Under the health care law, a number of tax provisions are scheduled to take effect in 2013 and beyond. The court’s decision allows the numerous tax provisions within the health care laws to move forward on schedule. Some important provisions have already taken effect; others will take effect in 2013 and 2014. One provision, the excise tax on high-cost employer-sponsored coverage, will not take effect until 2018.
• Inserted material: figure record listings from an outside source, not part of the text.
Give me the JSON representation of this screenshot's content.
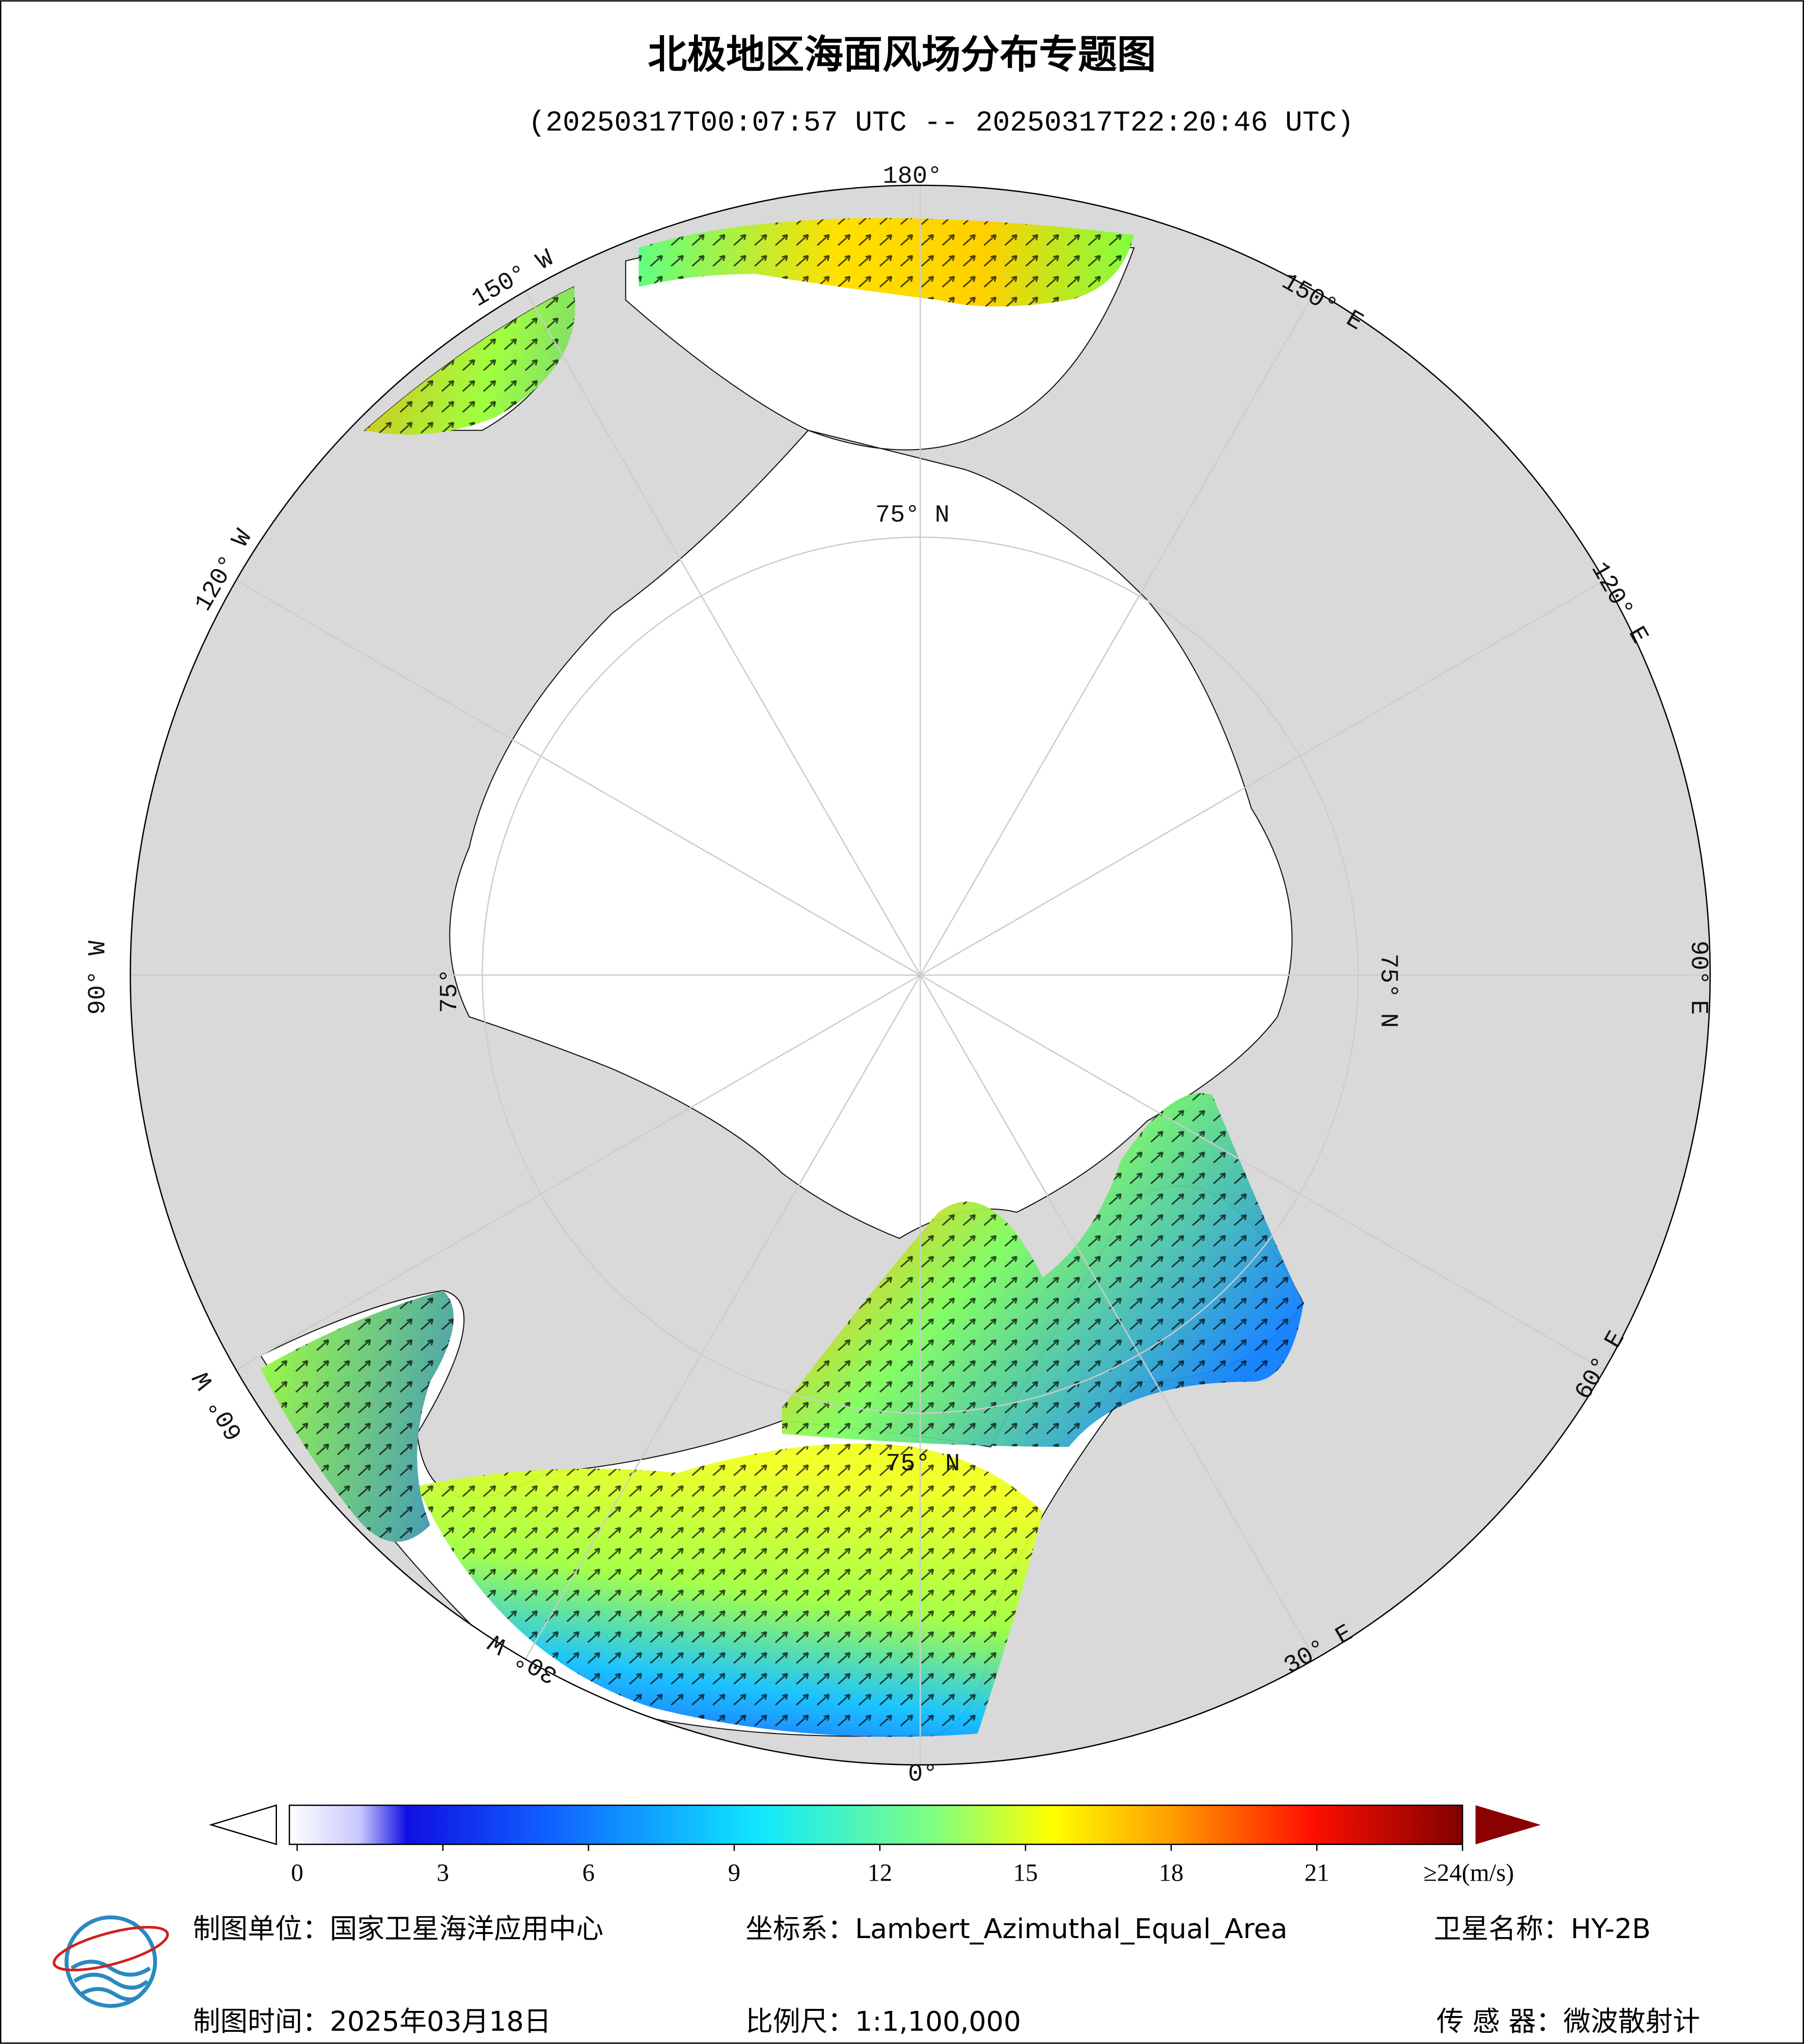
{
  "title": "北极地区海面风场分布专题图",
  "subtitle": "(20250317T00:07:57 UTC -- 20250317T22:20:46 UTC)",
  "map": {
    "longitude_labels": [
      "180°",
      "150° E",
      "120° E",
      "90° E",
      "60° E",
      "30° E",
      "0°",
      "30° W",
      "60° W",
      "90° W",
      "120° W",
      "150° W"
    ],
    "latitude_labels": [
      "75° N",
      "75° N",
      "75°",
      "75° N"
    ]
  },
  "colorbar": {
    "lim": [
      0,
      24
    ],
    "ticks": [
      0,
      3,
      6,
      9,
      12,
      15,
      18,
      21,
      {
        "value": 24,
        "label": "≥24(m/s)"
      }
    ]
  },
  "footer": {
    "producer": "制图单位：国家卫星海洋应用中心",
    "crs": "坐标系：Lambert_Azimuthal_Equal_Area",
    "satellite": "卫星名称：HY-2B",
    "time": "制图时间：2025年03月18日",
    "scale": "比例尺：1:1,100,000",
    "sensor": "传 感 器：微波散射计"
  }
}
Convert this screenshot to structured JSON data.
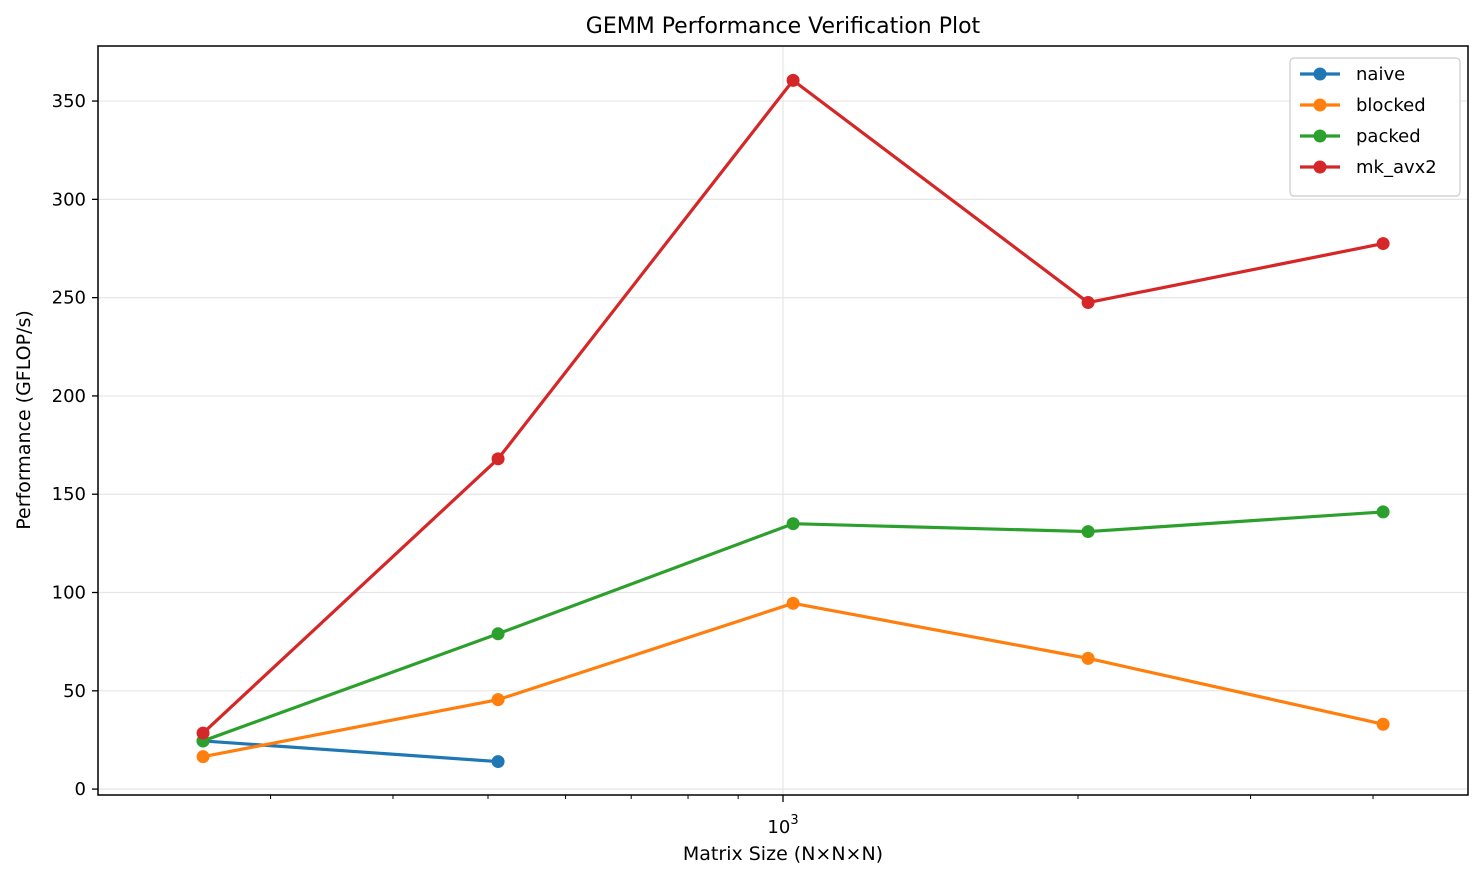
{
  "chart_data": {
    "type": "line",
    "title": "GEMM Performance Verification Plot",
    "xlabel": "Matrix Size (N×N×N)",
    "ylabel": "Performance (GFLOP/s)",
    "x_scale": "log",
    "x": [
      256,
      512,
      1024,
      2048,
      4096
    ],
    "xlim": [
      200,
      5000
    ],
    "ylim": [
      -3,
      378
    ],
    "yticks": [
      0,
      50,
      100,
      150,
      200,
      250,
      300,
      350
    ],
    "xtick_labels": [
      {
        "value": 1000,
        "base": "10",
        "exponent": "3"
      }
    ],
    "grid": true,
    "legend_position": "top-right",
    "series": [
      {
        "name": "naive",
        "color": "#1f77b4",
        "values": [
          24.5,
          14,
          null,
          null,
          null
        ]
      },
      {
        "name": "blocked",
        "color": "#ff7f0e",
        "values": [
          16.5,
          45.5,
          94.5,
          66.5,
          33
        ]
      },
      {
        "name": "packed",
        "color": "#2ca02c",
        "values": [
          24.5,
          79,
          135,
          131,
          141
        ]
      },
      {
        "name": "mk_avx2",
        "color": "#d62728",
        "values": [
          28.5,
          168,
          360.5,
          247.5,
          277.5
        ]
      }
    ]
  }
}
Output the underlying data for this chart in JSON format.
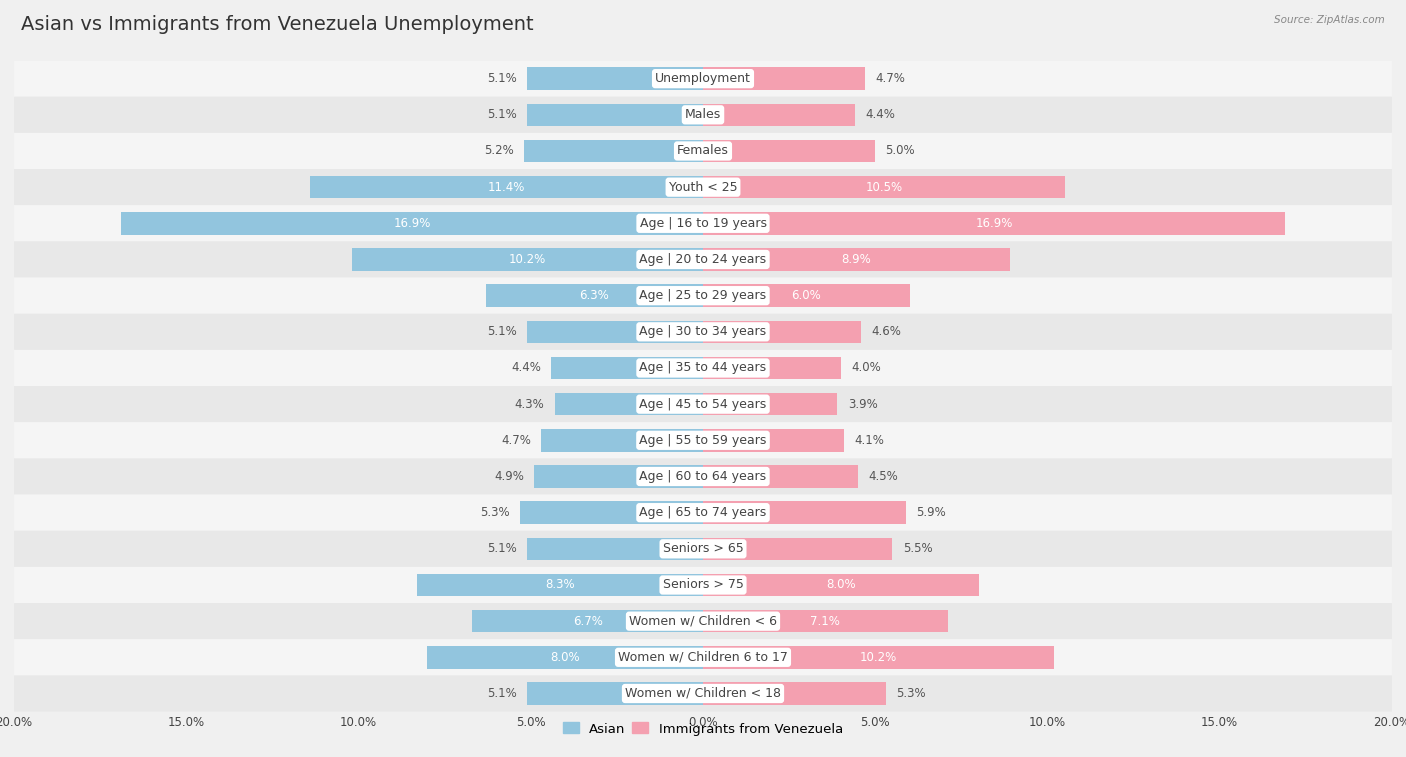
{
  "title": "Asian vs Immigrants from Venezuela Unemployment",
  "source": "Source: ZipAtlas.com",
  "categories": [
    "Unemployment",
    "Males",
    "Females",
    "Youth < 25",
    "Age | 16 to 19 years",
    "Age | 20 to 24 years",
    "Age | 25 to 29 years",
    "Age | 30 to 34 years",
    "Age | 35 to 44 years",
    "Age | 45 to 54 years",
    "Age | 55 to 59 years",
    "Age | 60 to 64 years",
    "Age | 65 to 74 years",
    "Seniors > 65",
    "Seniors > 75",
    "Women w/ Children < 6",
    "Women w/ Children 6 to 17",
    "Women w/ Children < 18"
  ],
  "asian_values": [
    5.1,
    5.1,
    5.2,
    11.4,
    16.9,
    10.2,
    6.3,
    5.1,
    4.4,
    4.3,
    4.7,
    4.9,
    5.3,
    5.1,
    8.3,
    6.7,
    8.0,
    5.1
  ],
  "venezuela_values": [
    4.7,
    4.4,
    5.0,
    10.5,
    16.9,
    8.9,
    6.0,
    4.6,
    4.0,
    3.9,
    4.1,
    4.5,
    5.9,
    5.5,
    8.0,
    7.1,
    10.2,
    5.3
  ],
  "asian_color": "#92c5de",
  "venezuela_color": "#f4a0b0",
  "axis_max": 20.0,
  "bg_row_even": "#f5f5f5",
  "bg_row_odd": "#e8e8e8",
  "outer_bg": "#f0f0f0",
  "label_color": "#444444",
  "value_color_dark": "#ffffff",
  "value_color_outside": "#555555",
  "title_fontsize": 14,
  "label_fontsize": 9,
  "value_fontsize": 8.5,
  "legend_asian": "Asian",
  "legend_venezuela": "Immigrants from Venezuela"
}
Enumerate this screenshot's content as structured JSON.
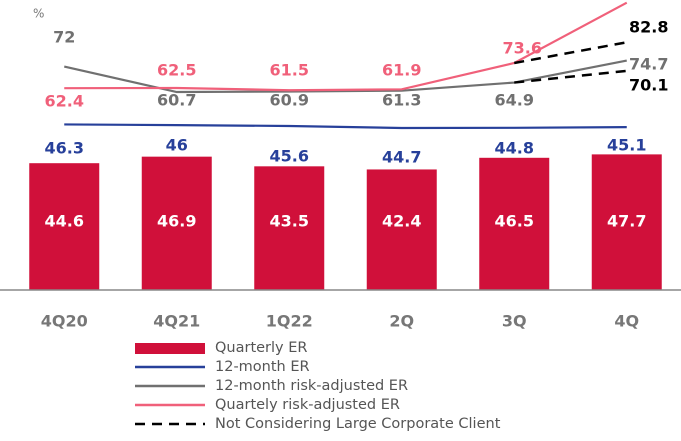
{
  "chart_data": {
    "type": "bar",
    "unit_label": "%",
    "categories": [
      "4Q20",
      "4Q21",
      "1Q22",
      "2Q",
      "3Q",
      "4Q"
    ],
    "ylim": [
      0,
      102
    ],
    "y2lim": [
      -27.3,
      101.6
    ],
    "bars": {
      "name": "Quarterly ER",
      "color": "#d0103a",
      "values": [
        44.6,
        46.9,
        43.5,
        42.4,
        46.5,
        47.7
      ]
    },
    "series": [
      {
        "name": "12-month ER",
        "color": "#27409a",
        "axis": "y2",
        "values": [
          46.3,
          46.0,
          45.6,
          44.7,
          44.8,
          45.1
        ]
      },
      {
        "name": "12-month risk-adjusted ER",
        "color": "#707070",
        "axis": "y2",
        "values": [
          72.0,
          60.7,
          60.9,
          61.3,
          64.9,
          74.7
        ]
      },
      {
        "name": "Quartely risk-adjusted ER",
        "color": "#f0607a",
        "axis": "y2",
        "values": [
          62.4,
          62.5,
          61.5,
          61.9,
          73.6,
          100.4
        ],
        "value_labels": [
          "62.4",
          "62.5",
          "61.5",
          "61.9",
          "73.6",
          null
        ]
      },
      {
        "name": "Not Considering Large Corporate Client",
        "color": "#000000",
        "axis": "y2",
        "dashed": true,
        "values": [
          null,
          null,
          null,
          null,
          73.6,
          82.8
        ],
        "value_labels": [
          null,
          null,
          null,
          null,
          null,
          "82.8"
        ]
      },
      {
        "color": "#000000",
        "axis": "y2",
        "dashed": true,
        "values": [
          null,
          null,
          null,
          null,
          64.9,
          70.1
        ],
        "value_labels": [
          null,
          null,
          null,
          null,
          null,
          "70.1"
        ]
      }
    ]
  }
}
Main provisions/effective dates

PPACA and HCERA include the following tax provisions (not a complete list):

  • Small employer Sec. 45R credit, effective for tax years beginning in 2010 – the government will provide a credit of 35 percent of health insurance premiums to small employers (25 percent for tax-exempt organizations. The credit expires after 2015.
  • Economic substance doctrine, effective after March 30, 2010 – the economic substance test was codified as a two-prong test, requiring that the transaction change the taxpayer’s economic position in a meaningful way, and that the taxpayer has a substantial business purpose for the transaction.
  • Over-the-counter limitations for health accounts, effective for tax years beginning after December 31, 2010 – health accounts, such as flexible spending arrangements, health reimbursement arrangements, health savings accounts, and Archer Medical Savings Accounts, can only reimburse expenses for medicine and drugs if the item is a prescription drug (or insulin).
  • Indoor tanning services excise tax, effective on or after July 1, 2010 – amounts paid for indoor tanning services are subject to a 10-percent excise tax. Tanning salons must collect the tax and pay it quarterly.
  • Itemized deduction for medical expenses, effective for tax years beginning after December 31, 2012 – the threshold for deducting medical expenses as an itemized deduction is raised from 7.5 percent to 10 percent of adjusted gross income.
  • Additional 0.9% Medicare tax, effective after December 31, 2012 – an additional 0.9 percent Medicare tax is imposed on wages and self-employment income of higher-income individuals: individuals – above $200,000; married filing jointly – above $250,000; married filing separately – above $125,000.
  • 3.8% Medicare contribution tax, effective after December 31, 2012 – a 3.8 percent Medicare tax is imposed on unearned income for higher-income individuals, including interest, dividends, annuities, royalties, rents and other passive income.
  • Medical device excise tax, effective for sales after December 31, 2012 – a 2.3 percent excise tax is imposed on sales of certain medical devices by manufacturers, producers and importers. Retail items such as eyeglasses are excluded from the tax.
  • Employer shared responsibility, effective after December 31, 2013 – the “employer mandate”: an applicable large employer (50 or more full-time employees) must make a payment if any full-time employee can receive the premium tax credit. The payment is required if the employer does not offer minimum essential coverage, or offers coverage that is not affordable.
  • Branded prescription drug fees, effective for calendar years beginning after December 31, 2010 – an annual fee imposed on manufacturers and importers with receipts from branded prescription drug sales.
  • Sec. 36B premium assistance credit, effective for tax years ending after December 31, 2013 – lower-income individuals who obtain health insurance coverage through an insurance exchange may qualify for the credit, unless they are eligible for other minimum essential coverage.
  • Excise tax on high-dollar insurance, effective for tax years beginning after December 31, 2017 – employer-sponsored health coverage whose cost exceeds a threshold amount ($10,200 for self-on coverage; $27,500 for other coverage) will be subject to a 40-percent excise tax.

Looking ahead

Employers, taxpayers – indeed everyone – must prepare for sweeping changes in health care in coming years.  Many of the provisions in the PPACA have already been implemented or are in the process of being implemented.  Other provisions, as the above list indicated, are scheduled to take effect after 2012.  The Supreme Court’s upholding of the PPACA clears the way for full implementation of the new law (unless a future Congress votes to repeal the law, which at this point would be an uphill battle). Our office will keep you posted of developments and the steps you need to take in the coming months.